The Constitution is not clear on who gets to decide who gets to voteAccording to the paper, there are about 1.3 million residents of New York City over the age of 18 that are not American citizens, or 21 percent of the voting age population. Adjusting for the number of illegal aliens in NYC, that would mean, under the new voting legislation, that about 1 million more people would be able to cast ballots.
Some boroughs of New York City are more than heavily populated with non-citizens than others. In Queens, non-citizens make up more than half the population in areas like Jackson Heights, Elmhurst and Corona.

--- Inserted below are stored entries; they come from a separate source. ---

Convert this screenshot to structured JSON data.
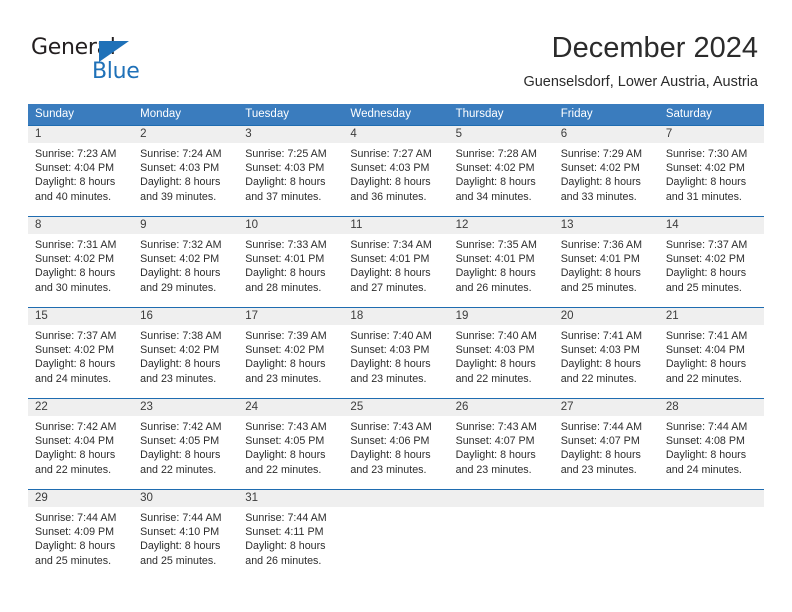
{
  "brand": {
    "name_top": "General",
    "name_bottom": "Blue",
    "triangle_color": "#1f71b8",
    "text_color": "#231f20"
  },
  "header": {
    "title": "December 2024",
    "subtitle": "Guenselsdorf, Lower Austria, Austria"
  },
  "theme": {
    "header_blue": "#3a7cbe",
    "separator_blue": "#1f6cb0",
    "daynum_band": "#efefef",
    "text": "#2d2d2d"
  },
  "weekdays": [
    "Sunday",
    "Monday",
    "Tuesday",
    "Wednesday",
    "Thursday",
    "Friday",
    "Saturday"
  ],
  "weeks": [
    {
      "days": [
        {
          "num": "1",
          "sunrise": "Sunrise: 7:23 AM",
          "sunset": "Sunset: 4:04 PM",
          "daylight1": "Daylight: 8 hours",
          "daylight2": "and 40 minutes."
        },
        {
          "num": "2",
          "sunrise": "Sunrise: 7:24 AM",
          "sunset": "Sunset: 4:03 PM",
          "daylight1": "Daylight: 8 hours",
          "daylight2": "and 39 minutes."
        },
        {
          "num": "3",
          "sunrise": "Sunrise: 7:25 AM",
          "sunset": "Sunset: 4:03 PM",
          "daylight1": "Daylight: 8 hours",
          "daylight2": "and 37 minutes."
        },
        {
          "num": "4",
          "sunrise": "Sunrise: 7:27 AM",
          "sunset": "Sunset: 4:03 PM",
          "daylight1": "Daylight: 8 hours",
          "daylight2": "and 36 minutes."
        },
        {
          "num": "5",
          "sunrise": "Sunrise: 7:28 AM",
          "sunset": "Sunset: 4:02 PM",
          "daylight1": "Daylight: 8 hours",
          "daylight2": "and 34 minutes."
        },
        {
          "num": "6",
          "sunrise": "Sunrise: 7:29 AM",
          "sunset": "Sunset: 4:02 PM",
          "daylight1": "Daylight: 8 hours",
          "daylight2": "and 33 minutes."
        },
        {
          "num": "7",
          "sunrise": "Sunrise: 7:30 AM",
          "sunset": "Sunset: 4:02 PM",
          "daylight1": "Daylight: 8 hours",
          "daylight2": "and 31 minutes."
        }
      ]
    },
    {
      "days": [
        {
          "num": "8",
          "sunrise": "Sunrise: 7:31 AM",
          "sunset": "Sunset: 4:02 PM",
          "daylight1": "Daylight: 8 hours",
          "daylight2": "and 30 minutes."
        },
        {
          "num": "9",
          "sunrise": "Sunrise: 7:32 AM",
          "sunset": "Sunset: 4:02 PM",
          "daylight1": "Daylight: 8 hours",
          "daylight2": "and 29 minutes."
        },
        {
          "num": "10",
          "sunrise": "Sunrise: 7:33 AM",
          "sunset": "Sunset: 4:01 PM",
          "daylight1": "Daylight: 8 hours",
          "daylight2": "and 28 minutes."
        },
        {
          "num": "11",
          "sunrise": "Sunrise: 7:34 AM",
          "sunset": "Sunset: 4:01 PM",
          "daylight1": "Daylight: 8 hours",
          "daylight2": "and 27 minutes."
        },
        {
          "num": "12",
          "sunrise": "Sunrise: 7:35 AM",
          "sunset": "Sunset: 4:01 PM",
          "daylight1": "Daylight: 8 hours",
          "daylight2": "and 26 minutes."
        },
        {
          "num": "13",
          "sunrise": "Sunrise: 7:36 AM",
          "sunset": "Sunset: 4:01 PM",
          "daylight1": "Daylight: 8 hours",
          "daylight2": "and 25 minutes."
        },
        {
          "num": "14",
          "sunrise": "Sunrise: 7:37 AM",
          "sunset": "Sunset: 4:02 PM",
          "daylight1": "Daylight: 8 hours",
          "daylight2": "and 25 minutes."
        }
      ]
    },
    {
      "days": [
        {
          "num": "15",
          "sunrise": "Sunrise: 7:37 AM",
          "sunset": "Sunset: 4:02 PM",
          "daylight1": "Daylight: 8 hours",
          "daylight2": "and 24 minutes."
        },
        {
          "num": "16",
          "sunrise": "Sunrise: 7:38 AM",
          "sunset": "Sunset: 4:02 PM",
          "daylight1": "Daylight: 8 hours",
          "daylight2": "and 23 minutes."
        },
        {
          "num": "17",
          "sunrise": "Sunrise: 7:39 AM",
          "sunset": "Sunset: 4:02 PM",
          "daylight1": "Daylight: 8 hours",
          "daylight2": "and 23 minutes."
        },
        {
          "num": "18",
          "sunrise": "Sunrise: 7:40 AM",
          "sunset": "Sunset: 4:03 PM",
          "daylight1": "Daylight: 8 hours",
          "daylight2": "and 23 minutes."
        },
        {
          "num": "19",
          "sunrise": "Sunrise: 7:40 AM",
          "sunset": "Sunset: 4:03 PM",
          "daylight1": "Daylight: 8 hours",
          "daylight2": "and 22 minutes."
        },
        {
          "num": "20",
          "sunrise": "Sunrise: 7:41 AM",
          "sunset": "Sunset: 4:03 PM",
          "daylight1": "Daylight: 8 hours",
          "daylight2": "and 22 minutes."
        },
        {
          "num": "21",
          "sunrise": "Sunrise: 7:41 AM",
          "sunset": "Sunset: 4:04 PM",
          "daylight1": "Daylight: 8 hours",
          "daylight2": "and 22 minutes."
        }
      ]
    },
    {
      "days": [
        {
          "num": "22",
          "sunrise": "Sunrise: 7:42 AM",
          "sunset": "Sunset: 4:04 PM",
          "daylight1": "Daylight: 8 hours",
          "daylight2": "and 22 minutes."
        },
        {
          "num": "23",
          "sunrise": "Sunrise: 7:42 AM",
          "sunset": "Sunset: 4:05 PM",
          "daylight1": "Daylight: 8 hours",
          "daylight2": "and 22 minutes."
        },
        {
          "num": "24",
          "sunrise": "Sunrise: 7:43 AM",
          "sunset": "Sunset: 4:05 PM",
          "daylight1": "Daylight: 8 hours",
          "daylight2": "and 22 minutes."
        },
        {
          "num": "25",
          "sunrise": "Sunrise: 7:43 AM",
          "sunset": "Sunset: 4:06 PM",
          "daylight1": "Daylight: 8 hours",
          "daylight2": "and 23 minutes."
        },
        {
          "num": "26",
          "sunrise": "Sunrise: 7:43 AM",
          "sunset": "Sunset: 4:07 PM",
          "daylight1": "Daylight: 8 hours",
          "daylight2": "and 23 minutes."
        },
        {
          "num": "27",
          "sunrise": "Sunrise: 7:44 AM",
          "sunset": "Sunset: 4:07 PM",
          "daylight1": "Daylight: 8 hours",
          "daylight2": "and 23 minutes."
        },
        {
          "num": "28",
          "sunrise": "Sunrise: 7:44 AM",
          "sunset": "Sunset: 4:08 PM",
          "daylight1": "Daylight: 8 hours",
          "daylight2": "and 24 minutes."
        }
      ]
    },
    {
      "days": [
        {
          "num": "29",
          "sunrise": "Sunrise: 7:44 AM",
          "sunset": "Sunset: 4:09 PM",
          "daylight1": "Daylight: 8 hours",
          "daylight2": "and 25 minutes."
        },
        {
          "num": "30",
          "sunrise": "Sunrise: 7:44 AM",
          "sunset": "Sunset: 4:10 PM",
          "daylight1": "Daylight: 8 hours",
          "daylight2": "and 25 minutes."
        },
        {
          "num": "31",
          "sunrise": "Sunrise: 7:44 AM",
          "sunset": "Sunset: 4:11 PM",
          "daylight1": "Daylight: 8 hours",
          "daylight2": "and 26 minutes."
        },
        {
          "num": "",
          "sunrise": "",
          "sunset": "",
          "daylight1": "",
          "daylight2": ""
        },
        {
          "num": "",
          "sunrise": "",
          "sunset": "",
          "daylight1": "",
          "daylight2": ""
        },
        {
          "num": "",
          "sunrise": "",
          "sunset": "",
          "daylight1": "",
          "daylight2": ""
        },
        {
          "num": "",
          "sunrise": "",
          "sunset": "",
          "daylight1": "",
          "daylight2": ""
        }
      ]
    }
  ]
}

"It's very different in New York than in middle America," Jerry Vattamala, a staff attorney at the Asian American Legal Defense and Education Fund, told the paper.
But can cities and states decide who gets to vote? Can they decide, on their own, to allow non-citizens a say in state and local elections?
It's really not clear, according to Lyle Denniston, writing at the Constitution Center:
One of the gestures toward states' rights that the Founders made in writing the Constitution was to give the states a primary role in deciding who gets to vote - not only in state and local elections, but also in federal elections. But, to protect national interests of the new government they were setting up, the Founders also gave Congress a veto power in this area. It has never been quite clear how the two provisions were supposed to work together, instead of in conflict, and that is at the heart of a new controversy over who controls the right to vote.